Il bianco.
Il bianco è la cosa più totale che c’è. Ti risucchia, ti annulla completamente. Come questa pagina, prima che sia sporcata da parole per lo più senza senso, che rovinano per sempre la sua purezza infinita.
In montagna c’è il bianco. Le cose, le altre, sono dettagli che spuntano nel tentativo di affermarsi, di riportare in vita loro stesse e noi, a rimorchio. Le piccole macchie nere del bosco carico di neve, il fumo che esce da una casa che non si vede ma che vuole esserci per forza, sciocca e ostinata. Un paio di pellicce che camminano su piedoni colorati, senza meta apparente, incongrue, sbuffando vapore. L’odore del legno, forse.
La strada è bianca e levigata, in forte pendenza, confusa col cielo uguale, indistinto. Neve sotto e neve sopra. Neve passata, presente e futura.
Con lo stupore dei miei quindici anni scivolo sulla strada bianca, nel silenzio più simile a Dio che abbia mai sentito, un silenzio nel quale lo shhh delle lamine che costituiscono il pavimento della slitta di legno, uno slittino da quattro soldi che avrà trent’anni, lo shhhhh, dicevo, è un sussurro acuto, stridente ma dolce, amico della strada e degli alberi che ci guardano neri, altissimi.

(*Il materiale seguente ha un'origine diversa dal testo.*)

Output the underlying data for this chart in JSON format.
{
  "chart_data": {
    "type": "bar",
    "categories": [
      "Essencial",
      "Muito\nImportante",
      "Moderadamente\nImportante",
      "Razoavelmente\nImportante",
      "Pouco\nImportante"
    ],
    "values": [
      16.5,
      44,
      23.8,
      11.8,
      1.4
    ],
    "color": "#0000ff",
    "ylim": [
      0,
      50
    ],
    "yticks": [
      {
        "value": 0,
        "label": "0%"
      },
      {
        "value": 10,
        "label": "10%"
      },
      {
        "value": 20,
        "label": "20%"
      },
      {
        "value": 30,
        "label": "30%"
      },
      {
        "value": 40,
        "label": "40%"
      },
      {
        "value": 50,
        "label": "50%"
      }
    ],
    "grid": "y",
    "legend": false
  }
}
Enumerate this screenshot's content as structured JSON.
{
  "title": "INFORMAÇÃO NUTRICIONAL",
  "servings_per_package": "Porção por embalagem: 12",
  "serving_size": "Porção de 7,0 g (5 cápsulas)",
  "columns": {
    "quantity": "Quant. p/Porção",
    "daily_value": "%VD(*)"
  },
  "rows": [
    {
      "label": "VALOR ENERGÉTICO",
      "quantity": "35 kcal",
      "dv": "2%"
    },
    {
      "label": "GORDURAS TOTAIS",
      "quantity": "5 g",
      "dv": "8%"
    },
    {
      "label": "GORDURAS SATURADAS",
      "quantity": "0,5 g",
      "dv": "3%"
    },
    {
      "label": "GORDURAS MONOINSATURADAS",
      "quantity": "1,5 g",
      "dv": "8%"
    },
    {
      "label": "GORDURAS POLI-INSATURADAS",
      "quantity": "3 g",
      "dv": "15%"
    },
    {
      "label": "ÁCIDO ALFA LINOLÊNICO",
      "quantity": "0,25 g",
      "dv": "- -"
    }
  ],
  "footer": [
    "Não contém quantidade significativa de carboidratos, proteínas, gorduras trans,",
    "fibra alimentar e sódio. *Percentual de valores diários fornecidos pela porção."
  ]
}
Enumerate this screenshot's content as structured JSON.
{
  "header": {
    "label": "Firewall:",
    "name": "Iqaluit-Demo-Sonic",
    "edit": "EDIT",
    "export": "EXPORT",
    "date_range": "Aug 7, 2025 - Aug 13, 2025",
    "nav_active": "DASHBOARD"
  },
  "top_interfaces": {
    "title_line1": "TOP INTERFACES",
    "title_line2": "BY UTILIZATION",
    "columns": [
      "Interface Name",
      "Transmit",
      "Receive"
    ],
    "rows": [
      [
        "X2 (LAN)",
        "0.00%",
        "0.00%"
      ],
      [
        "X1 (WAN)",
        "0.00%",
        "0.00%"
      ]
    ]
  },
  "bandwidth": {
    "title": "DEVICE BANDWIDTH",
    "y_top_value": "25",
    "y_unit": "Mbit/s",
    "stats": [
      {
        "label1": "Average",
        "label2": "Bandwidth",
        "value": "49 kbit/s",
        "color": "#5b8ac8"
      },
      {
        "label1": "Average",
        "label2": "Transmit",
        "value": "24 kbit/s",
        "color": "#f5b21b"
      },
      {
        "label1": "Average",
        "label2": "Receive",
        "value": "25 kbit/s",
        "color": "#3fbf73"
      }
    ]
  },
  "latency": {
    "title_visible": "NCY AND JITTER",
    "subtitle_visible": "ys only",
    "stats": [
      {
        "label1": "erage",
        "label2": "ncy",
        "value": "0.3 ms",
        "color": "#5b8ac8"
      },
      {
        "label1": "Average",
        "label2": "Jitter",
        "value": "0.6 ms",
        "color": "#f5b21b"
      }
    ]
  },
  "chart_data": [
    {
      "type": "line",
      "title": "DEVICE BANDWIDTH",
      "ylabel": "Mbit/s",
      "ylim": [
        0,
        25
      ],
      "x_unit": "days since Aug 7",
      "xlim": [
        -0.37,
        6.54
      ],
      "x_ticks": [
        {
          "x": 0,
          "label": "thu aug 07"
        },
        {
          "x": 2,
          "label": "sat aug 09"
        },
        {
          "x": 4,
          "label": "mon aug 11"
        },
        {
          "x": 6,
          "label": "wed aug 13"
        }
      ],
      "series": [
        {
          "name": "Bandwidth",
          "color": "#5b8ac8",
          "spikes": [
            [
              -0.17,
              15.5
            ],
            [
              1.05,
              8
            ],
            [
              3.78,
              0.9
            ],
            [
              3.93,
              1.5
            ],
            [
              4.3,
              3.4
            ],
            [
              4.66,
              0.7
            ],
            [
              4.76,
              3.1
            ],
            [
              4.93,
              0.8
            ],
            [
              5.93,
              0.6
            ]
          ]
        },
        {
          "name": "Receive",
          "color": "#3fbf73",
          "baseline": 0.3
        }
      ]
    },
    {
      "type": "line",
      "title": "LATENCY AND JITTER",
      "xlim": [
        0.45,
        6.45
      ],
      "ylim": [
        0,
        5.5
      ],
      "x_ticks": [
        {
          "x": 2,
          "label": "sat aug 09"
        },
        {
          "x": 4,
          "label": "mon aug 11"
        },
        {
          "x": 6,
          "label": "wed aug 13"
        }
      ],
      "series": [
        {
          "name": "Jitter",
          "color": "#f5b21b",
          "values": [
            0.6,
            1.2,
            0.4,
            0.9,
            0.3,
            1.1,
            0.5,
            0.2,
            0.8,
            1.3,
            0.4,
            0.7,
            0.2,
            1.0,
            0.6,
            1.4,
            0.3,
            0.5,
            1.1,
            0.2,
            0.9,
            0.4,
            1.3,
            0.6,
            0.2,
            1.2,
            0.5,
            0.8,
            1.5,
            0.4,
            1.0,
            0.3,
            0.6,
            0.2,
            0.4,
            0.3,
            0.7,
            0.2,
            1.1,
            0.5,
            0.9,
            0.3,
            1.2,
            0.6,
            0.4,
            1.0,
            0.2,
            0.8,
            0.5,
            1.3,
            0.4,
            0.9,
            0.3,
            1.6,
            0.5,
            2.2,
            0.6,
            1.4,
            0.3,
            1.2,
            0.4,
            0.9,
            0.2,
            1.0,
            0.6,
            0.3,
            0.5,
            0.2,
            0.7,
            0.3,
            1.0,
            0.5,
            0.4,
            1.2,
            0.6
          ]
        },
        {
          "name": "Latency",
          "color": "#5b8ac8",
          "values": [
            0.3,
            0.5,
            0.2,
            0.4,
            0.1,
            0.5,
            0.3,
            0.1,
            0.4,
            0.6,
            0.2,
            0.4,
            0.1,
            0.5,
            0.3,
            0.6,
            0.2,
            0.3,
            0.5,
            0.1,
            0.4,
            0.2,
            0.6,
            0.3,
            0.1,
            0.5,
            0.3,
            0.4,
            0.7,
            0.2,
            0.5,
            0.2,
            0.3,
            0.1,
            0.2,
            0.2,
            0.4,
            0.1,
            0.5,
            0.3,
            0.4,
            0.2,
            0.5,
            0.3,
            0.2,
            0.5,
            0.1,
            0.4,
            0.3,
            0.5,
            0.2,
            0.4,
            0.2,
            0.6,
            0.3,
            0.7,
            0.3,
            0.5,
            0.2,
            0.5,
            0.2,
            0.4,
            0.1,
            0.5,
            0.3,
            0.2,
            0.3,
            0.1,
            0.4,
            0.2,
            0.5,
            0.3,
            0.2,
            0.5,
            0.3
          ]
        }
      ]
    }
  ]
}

Non sono seduto. Me l’hanno insegnato i montanari, in slitta non vai giù seduto come un babbo natale grasso e pacifico , se vuoi correre, se vuoi divertirti davvero. Fare finta che non importa se ancora non sai sciare. Si sta sdraiati a pancia sotto, con la faccia al vento e le punte dei piedi che sfiorano la terra. Un tocco del piede destro e si va a destra, un tocco del sinistro e la slitta piega a mancina. Piano però. E’ tutto un equilibrio perennemente precario. Guai a esagerare coi tocchi di piede. Lo slittino è capace di rivoltartisi contro e scartare, imbizzarrito come un ronzino fattosi destriero scalpitante, e disarcionarti senza complimenti.
Si va giù che è un piacere. La strada bianca è libera, sgombera da presenze di ogni genere, scende flessuosa di curve maestose, materne, che affronti sempre più veloce, sicuro, concentrato sulla strada bianca e sul vento freddo che ti tiene sveglio, sognante ma vigile.
Il rettilineo finale. Il bianco comincia a rompersi, a sfrangiarsi in segnali banali, quasi volgari. Le case cercano di riaffermare la loro sciocca supremazia sugli abeti, il colore riappare qua e là, subdolo.
Una macchina blu è ferma sul rettilineo, e occupa quasi tutta la strada. Le sue ruote slittano, non riesce né ad avanzare né ad indietreggiare, produce rumore e un incredibile quantità di fumo dallo scappamento.
Potrei inchiodare il piede destro nella neve e scartare bruscamente per poi ribaltarmi, senza gravi danni. Al massimo una botta sul sedere. Potrei buttarmi direttamente nel fosso che segue la strada sempre, come un angelo custode, e finire nei cumuli di neve fresca. Un po’ di ammaccature, intirizzito, fradicio ma col sorriso sulle labbra a mascherare la vergogna del solito cittadino imbranato, rimesso in piedi dal montanaro burbero di poche, sfottenti parole in dialetto veneto.
Invece scelgo di provarci. C’è lo spazio per passare, a sinistra, di fare figuracce coi montanari non mi va mica tanto. Ce la posso fare, eccome.
Ma il cervello non è lucido come credo e il piede non dosa il suo tocco a dovere. La slitta fa una ventina di metri a zig zag, la targa della macchina blu diventa sempre più grande, BL 786553, all’ultimo mi sollevo dalla slitta in un tentativo istintivo di parare il colpo.
Probabilmente si sente il crac. Il dolore non è fortissimo, almeno non come l’orrore di sentire un osso della spalla che fluttua liberamente all’interno del luogo dove, finora, aveva svolto le sue silenziose mansioni. osso di cui non conoscevi esistenza e nome.
Si chiama clavicola quell’osso. Da allora lo so.